Jason has had a lot of weird shit happen to him over the years but a woman tracking him down as Red Hood to propose a temporary political marriage so he can be regent of a death dimension until her brother is old enough to rule in his own name is a new one for him. Of course he accepted. The only other option was apparently a creepy uncle figure. He's read enough romance to know a forced marriage of a woman to her creepy uncle never ends well. A forced marriage of a woman to a crime lord doesn't usually end much better, but he's ignoring that for now. He's going to woo and romance his spit fire of a wife with respect, spontaneous poetry, his damn good cooking, and by not being a Darcy. And he is going to rock not just this whole regent thing, but also and more importantly the mentoring her brother and his new ward on how to rule this dimension. Competence is always attractive. He runs a tight ship in his crime empire, surely running a dimension can't be that much harder.

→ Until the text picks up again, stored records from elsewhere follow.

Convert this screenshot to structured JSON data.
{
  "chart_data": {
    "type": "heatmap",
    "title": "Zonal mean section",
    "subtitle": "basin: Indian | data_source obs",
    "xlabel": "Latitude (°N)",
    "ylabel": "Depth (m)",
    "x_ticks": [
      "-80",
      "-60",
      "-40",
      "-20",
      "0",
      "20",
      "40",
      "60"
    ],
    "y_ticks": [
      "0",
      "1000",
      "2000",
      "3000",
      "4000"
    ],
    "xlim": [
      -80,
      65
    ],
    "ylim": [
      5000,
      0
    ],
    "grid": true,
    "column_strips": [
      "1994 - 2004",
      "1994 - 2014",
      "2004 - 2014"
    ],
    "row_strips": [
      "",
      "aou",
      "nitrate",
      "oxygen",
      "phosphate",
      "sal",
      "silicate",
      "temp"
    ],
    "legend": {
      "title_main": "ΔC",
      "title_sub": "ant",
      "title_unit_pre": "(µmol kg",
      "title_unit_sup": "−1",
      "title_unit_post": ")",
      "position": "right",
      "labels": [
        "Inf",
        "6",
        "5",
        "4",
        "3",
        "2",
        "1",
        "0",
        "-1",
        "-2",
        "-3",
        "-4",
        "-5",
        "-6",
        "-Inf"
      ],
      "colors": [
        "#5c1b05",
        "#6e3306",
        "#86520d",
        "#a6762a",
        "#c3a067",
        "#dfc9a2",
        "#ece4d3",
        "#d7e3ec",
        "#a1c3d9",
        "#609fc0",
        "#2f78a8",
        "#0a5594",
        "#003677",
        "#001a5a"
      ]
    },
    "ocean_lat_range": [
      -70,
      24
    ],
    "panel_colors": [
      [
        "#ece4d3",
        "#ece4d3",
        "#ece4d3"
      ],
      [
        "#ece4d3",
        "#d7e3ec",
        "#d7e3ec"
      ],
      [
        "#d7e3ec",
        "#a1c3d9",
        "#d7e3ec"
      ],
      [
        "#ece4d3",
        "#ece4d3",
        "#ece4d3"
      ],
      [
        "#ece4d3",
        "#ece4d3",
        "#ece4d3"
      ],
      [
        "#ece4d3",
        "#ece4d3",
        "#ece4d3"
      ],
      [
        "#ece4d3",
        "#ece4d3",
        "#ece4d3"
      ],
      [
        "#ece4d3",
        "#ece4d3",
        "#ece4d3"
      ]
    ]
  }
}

He actually already has a plan on how he's going to handle the whole 'The USA declared war on the dimension he's regent of' thing. It's simple really he goes to the next family dinner and causes chaos. The faces everyone will make will be glorious when he drops that he's lord regent of a dimension, the USA is at war with his dimension, and it's such a shame that no one can meet Jason's wife or ward till there is a peace treaty. Then he just needs to sit back and watch the entertainment as his siblings realize he has forever won the position of favorite child by being the first married and first to give Bruce a grandkid. Also you know the chaos of Bruce willing to wage a one man war if necessary so he can meet his grandson. Jason figures it will take at most a month for the government to cave.
And like a cherry on top he's going to get on a medical treatment plan for the pit. Everything is looking great for him.